Mr. Keane also is heavy into the presence of ghosts. He often draws a big open outdoor scene in his Sunday comic and has one of the kids say, “I bet we’re the first ones to ever fish here!” or “I bet Grandpa wishes he was fishing with us!”

And wouldn’t you know it! There in the background he’s drawn either a thousand pictures of “ghost children” who have fished in that same spot or their grandpa looking down on the family fondly. Touching? Moving? Not quite.

And let’s not forget those hilarious instances when the author turns his pen over to 7-year old Billy to draw the cartoon for the day. You can give me that whole theory that audiences should just blindly believe what an author tells you, but I just don’t buy it.

Bill Keane has been writing this cartoon for many, many years. Even if he did have his son write the cartoon for him now and again in years past — we all know he can’t be seven forever.

Even if he really did draw it, then he’s been doing it for years! You would think his handwriting would improve beyond the chicken scratches that appear in Crayola strokes across the page.

While it’s great to carry over ideas and themes from week to week in a cartoon, the repetition here is way overdone.

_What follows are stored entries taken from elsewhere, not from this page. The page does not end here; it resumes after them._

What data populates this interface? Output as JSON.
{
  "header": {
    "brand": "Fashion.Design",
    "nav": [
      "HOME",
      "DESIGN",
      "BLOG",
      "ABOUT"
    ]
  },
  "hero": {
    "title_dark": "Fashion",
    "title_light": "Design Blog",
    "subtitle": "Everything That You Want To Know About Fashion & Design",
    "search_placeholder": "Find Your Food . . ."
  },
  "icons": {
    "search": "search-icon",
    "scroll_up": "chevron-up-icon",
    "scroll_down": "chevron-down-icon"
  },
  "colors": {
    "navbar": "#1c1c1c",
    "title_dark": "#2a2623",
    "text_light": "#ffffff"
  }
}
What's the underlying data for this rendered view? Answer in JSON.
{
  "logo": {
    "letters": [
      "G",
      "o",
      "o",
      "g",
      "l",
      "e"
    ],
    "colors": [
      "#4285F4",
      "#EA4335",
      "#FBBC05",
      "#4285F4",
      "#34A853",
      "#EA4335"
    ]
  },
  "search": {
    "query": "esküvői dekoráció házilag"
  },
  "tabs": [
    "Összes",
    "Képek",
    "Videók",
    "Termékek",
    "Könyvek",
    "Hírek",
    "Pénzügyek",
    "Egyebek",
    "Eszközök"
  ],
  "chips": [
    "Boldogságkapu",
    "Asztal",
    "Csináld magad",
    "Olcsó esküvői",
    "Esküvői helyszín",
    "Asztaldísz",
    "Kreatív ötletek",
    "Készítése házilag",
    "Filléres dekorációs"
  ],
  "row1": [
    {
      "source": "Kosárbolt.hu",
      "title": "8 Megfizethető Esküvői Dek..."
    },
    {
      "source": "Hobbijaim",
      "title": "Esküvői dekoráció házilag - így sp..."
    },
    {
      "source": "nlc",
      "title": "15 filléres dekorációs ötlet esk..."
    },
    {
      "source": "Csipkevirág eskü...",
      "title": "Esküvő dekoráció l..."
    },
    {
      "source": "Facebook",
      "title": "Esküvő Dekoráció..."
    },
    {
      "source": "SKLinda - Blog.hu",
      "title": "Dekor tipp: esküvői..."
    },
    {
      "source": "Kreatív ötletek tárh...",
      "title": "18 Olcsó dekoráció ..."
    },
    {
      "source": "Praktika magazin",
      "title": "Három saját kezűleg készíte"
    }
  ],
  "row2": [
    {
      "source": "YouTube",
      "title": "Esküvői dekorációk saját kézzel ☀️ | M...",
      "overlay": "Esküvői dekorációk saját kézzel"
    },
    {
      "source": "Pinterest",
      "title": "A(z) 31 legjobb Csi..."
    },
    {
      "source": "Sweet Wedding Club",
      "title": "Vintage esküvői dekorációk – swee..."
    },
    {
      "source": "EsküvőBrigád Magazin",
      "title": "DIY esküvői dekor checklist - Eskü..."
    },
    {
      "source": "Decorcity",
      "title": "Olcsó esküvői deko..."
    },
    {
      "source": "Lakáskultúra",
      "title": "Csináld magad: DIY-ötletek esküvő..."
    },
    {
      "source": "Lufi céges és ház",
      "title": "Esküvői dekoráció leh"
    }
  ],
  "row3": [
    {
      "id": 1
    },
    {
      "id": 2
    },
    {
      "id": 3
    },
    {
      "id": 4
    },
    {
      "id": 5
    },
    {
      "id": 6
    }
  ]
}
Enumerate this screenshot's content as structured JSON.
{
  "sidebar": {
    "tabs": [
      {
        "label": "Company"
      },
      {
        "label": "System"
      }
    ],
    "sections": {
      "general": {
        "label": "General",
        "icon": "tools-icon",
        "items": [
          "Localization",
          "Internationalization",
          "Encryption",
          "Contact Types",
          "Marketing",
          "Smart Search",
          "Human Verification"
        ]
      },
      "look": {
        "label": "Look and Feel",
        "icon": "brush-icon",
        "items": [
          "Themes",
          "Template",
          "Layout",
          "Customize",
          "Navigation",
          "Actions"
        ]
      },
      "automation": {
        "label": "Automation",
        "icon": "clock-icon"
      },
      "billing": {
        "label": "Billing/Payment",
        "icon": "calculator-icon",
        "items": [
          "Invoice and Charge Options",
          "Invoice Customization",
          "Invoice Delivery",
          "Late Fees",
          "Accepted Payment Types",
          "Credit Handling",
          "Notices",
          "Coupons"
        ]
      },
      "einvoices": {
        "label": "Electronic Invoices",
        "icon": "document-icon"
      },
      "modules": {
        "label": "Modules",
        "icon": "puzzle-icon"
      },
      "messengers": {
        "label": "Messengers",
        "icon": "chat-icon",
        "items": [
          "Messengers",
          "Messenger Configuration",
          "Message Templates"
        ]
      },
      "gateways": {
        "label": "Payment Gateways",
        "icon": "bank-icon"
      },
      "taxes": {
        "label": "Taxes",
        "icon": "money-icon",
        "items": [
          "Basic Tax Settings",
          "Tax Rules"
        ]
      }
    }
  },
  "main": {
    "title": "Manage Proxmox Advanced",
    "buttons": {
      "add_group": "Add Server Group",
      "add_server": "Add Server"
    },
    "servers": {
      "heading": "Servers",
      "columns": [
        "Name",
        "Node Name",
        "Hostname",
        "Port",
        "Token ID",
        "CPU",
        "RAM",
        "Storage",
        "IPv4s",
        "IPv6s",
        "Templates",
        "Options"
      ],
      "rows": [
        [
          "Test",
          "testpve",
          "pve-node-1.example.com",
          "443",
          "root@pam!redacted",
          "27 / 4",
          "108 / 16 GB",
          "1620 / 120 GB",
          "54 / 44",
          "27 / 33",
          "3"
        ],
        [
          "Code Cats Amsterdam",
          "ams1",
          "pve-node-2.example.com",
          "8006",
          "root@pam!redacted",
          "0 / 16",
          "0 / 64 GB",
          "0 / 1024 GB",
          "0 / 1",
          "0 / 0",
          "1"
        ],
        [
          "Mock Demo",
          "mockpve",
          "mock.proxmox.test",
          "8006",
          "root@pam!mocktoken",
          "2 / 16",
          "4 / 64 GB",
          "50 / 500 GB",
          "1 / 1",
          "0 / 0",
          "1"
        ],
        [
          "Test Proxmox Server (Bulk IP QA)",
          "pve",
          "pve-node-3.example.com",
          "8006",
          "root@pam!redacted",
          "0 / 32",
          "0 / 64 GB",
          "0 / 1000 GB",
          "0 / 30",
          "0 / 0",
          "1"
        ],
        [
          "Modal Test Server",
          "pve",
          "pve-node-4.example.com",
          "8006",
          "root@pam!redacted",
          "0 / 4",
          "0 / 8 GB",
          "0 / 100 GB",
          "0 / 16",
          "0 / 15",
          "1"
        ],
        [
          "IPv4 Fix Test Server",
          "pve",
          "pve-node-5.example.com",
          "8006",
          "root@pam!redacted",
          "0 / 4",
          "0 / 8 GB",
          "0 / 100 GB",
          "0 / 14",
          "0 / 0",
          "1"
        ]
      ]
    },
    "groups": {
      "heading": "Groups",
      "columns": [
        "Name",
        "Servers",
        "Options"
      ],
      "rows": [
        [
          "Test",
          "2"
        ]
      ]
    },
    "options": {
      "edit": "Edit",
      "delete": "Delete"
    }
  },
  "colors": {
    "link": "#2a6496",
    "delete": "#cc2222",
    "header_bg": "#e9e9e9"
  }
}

I can’t help falling back on a piece of advice I learned in elementary school while reading Beverly Cleary’s Ramona Quimby books: first time funny, second time silly, third time a spanking. It’s time for Bill to break into something new and different (and funny) for a change.

The whole page of funnies is suffering because of one weak link. Other cartoons seem to be catching the unfunny disease. “Garfield,” a standard favorite of mine, has taken a serious turn downhill.

Jim Davis even stooped to drawing Garfield as “sock head,” which closely parallels the sock head character that the youngest daughter in the “For Better, For Worse” comic portrayed. The sock head theme drug on for at least two weeks in “For Better, For Worse” and was a tired idea after one day. To have “Garfield” come back with the same idea a couple weeks later was a major disappointment.

I suppose it’s tough to set comical standards for the funny pages, but something has to happen or people are going to stop reading them. Lots of readers have already lost interest and quit reading religiously after “The Far Side” and “Calvin and Hobbes” both jumped ship. Unless standards are raised, the belly laughs once earned by the comics may dwindle to a mere polite chuckle. If it weren’t for “Baby Blues” and “Dilbert,” I would stop reading the page myself.

Why is the quality of the comic page so important? Because people need it. We need a place to go where we can expect to laugh and be entertained.

The rest of the newspaper is filled with column inches written about death and disaster, war and welfare issues, sex offenders and shopping ads. We need a section of the newspaper to escape from all of that.

We need to strengthen that weak link so we can giggle over the Today section at breakfast or our lunch break and momentarily forget the cruel jokes dealt to the world that hits the press only a few pages away.


Joanne Roepke is a senior in journalism and mass communication from Aurora.